Michael "Killer Mike" Render, a prophet of belligerence, has never held power as something worth attaining — he's only ever eviscerated it. His devil wears "a bad toupee and a spray tan," and he rounds up billionaires of all stripes into the same firing line. But he also nods respectfully to the pacifism of Martin Luther King, who's sampled on "Thieves! (Screamed the Ghost)," featuring an ethereal Tunde Adebimpe (of TV on the Radio) on the bridge. RTJ have loudly picked up the cry that the civil rights activist delivered, that, "…in the final analysis, a riot is the language of the unheard."
 
The buoyant "2100" places hope in the boxing ring with doom.
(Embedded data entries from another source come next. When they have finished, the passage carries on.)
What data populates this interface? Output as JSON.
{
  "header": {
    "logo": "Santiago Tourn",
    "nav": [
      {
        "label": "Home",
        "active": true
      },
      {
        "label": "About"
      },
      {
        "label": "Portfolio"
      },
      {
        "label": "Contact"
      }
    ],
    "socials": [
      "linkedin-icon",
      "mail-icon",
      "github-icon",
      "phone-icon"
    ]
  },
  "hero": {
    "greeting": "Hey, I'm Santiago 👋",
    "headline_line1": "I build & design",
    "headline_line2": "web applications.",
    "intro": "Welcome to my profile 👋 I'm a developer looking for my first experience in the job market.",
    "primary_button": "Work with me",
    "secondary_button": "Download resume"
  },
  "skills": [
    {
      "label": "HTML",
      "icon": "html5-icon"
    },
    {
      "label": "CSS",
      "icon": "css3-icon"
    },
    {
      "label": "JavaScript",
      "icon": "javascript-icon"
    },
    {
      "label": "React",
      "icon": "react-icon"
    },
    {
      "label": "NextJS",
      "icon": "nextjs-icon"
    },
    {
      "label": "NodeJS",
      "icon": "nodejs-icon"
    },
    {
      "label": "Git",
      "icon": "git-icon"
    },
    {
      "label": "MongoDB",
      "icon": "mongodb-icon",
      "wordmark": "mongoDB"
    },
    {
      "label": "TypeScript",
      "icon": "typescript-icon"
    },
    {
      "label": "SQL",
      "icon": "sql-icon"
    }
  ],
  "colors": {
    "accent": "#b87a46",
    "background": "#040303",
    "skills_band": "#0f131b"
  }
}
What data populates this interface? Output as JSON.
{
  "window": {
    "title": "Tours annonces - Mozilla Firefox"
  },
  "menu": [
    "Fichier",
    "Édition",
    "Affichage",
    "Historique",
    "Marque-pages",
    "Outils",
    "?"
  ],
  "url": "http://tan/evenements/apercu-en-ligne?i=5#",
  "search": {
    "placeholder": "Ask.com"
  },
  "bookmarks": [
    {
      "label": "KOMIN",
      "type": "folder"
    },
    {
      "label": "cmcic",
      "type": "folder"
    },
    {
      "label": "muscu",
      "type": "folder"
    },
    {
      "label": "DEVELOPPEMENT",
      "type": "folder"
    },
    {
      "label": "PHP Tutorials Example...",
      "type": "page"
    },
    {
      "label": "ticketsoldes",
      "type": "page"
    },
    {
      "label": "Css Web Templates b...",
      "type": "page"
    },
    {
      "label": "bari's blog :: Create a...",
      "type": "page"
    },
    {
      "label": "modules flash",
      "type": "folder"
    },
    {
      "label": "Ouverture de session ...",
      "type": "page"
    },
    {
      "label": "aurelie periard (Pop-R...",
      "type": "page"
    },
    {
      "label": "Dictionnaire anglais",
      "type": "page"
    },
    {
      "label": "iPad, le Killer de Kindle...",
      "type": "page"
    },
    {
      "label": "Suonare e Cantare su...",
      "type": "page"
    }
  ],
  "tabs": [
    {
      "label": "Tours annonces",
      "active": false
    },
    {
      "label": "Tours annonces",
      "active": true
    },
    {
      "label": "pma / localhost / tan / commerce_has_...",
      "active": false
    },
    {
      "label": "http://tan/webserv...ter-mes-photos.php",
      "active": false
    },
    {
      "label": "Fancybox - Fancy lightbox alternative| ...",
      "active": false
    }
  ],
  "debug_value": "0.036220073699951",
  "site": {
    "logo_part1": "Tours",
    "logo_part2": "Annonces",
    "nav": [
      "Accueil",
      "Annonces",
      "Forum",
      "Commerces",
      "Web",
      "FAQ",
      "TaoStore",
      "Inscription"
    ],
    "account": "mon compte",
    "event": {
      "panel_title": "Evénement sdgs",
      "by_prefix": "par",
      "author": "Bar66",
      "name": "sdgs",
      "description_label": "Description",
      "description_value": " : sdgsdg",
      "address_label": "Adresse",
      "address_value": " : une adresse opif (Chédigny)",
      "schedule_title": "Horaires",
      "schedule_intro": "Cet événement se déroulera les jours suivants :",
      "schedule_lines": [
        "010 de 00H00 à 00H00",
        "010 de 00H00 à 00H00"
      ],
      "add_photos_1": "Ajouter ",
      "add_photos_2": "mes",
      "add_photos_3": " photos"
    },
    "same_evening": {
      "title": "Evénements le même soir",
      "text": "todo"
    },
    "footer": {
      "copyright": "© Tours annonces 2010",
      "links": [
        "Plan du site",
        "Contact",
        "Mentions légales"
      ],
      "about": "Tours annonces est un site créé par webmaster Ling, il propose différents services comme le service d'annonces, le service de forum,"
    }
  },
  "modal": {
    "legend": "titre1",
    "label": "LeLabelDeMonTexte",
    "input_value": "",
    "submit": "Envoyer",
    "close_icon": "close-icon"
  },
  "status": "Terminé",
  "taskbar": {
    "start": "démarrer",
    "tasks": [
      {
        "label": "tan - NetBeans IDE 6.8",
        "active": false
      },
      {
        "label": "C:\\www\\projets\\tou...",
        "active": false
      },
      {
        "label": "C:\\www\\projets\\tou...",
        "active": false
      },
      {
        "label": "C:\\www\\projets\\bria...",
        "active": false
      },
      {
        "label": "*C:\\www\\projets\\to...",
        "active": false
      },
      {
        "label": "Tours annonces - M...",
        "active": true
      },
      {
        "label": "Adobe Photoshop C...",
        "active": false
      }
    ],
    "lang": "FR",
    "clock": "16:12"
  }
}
Here, El is ready to risk everything to protect what he loves ("Look into my eyes / I am standing at your side for the fight / mind over might") and Mikey gives away all his riches ("Gettin' more ain't what's more / Only thing more is the love").
 
This ability to describe murder most foul alongside moments of tenderness calls to the traditions of Gonzo journalism. Yet, while mind-bending substances, violence and insanity are one thing, romanticism and a great love of literature are prominent throughout the LP.
 
The final song, "A Report to the Shareholders : Kill Your Masters," caps off not just a 14-track album but half a decade of swagger and friendship, a group that started on a whim but turned into a life-changing experiment for both members. The second half of this track pulls out a crazed beat reminiscent of the wicked "Sea Legs" from their debut album, and features a verse from the always-epic Zack de la Rocha, whose presence on Run the Jewels 2 was essential.
 
RTJ3 finds the two 41-year-old rappers grinning while they flip off an ageist industry. Their brand has graced Marvel comic books and the playable characters of new first-person shooters. They see no end to the struggle in sight, so there's no reason to lay down firearms, even as they are surely taking over the world. If only that could sum up what's at work here.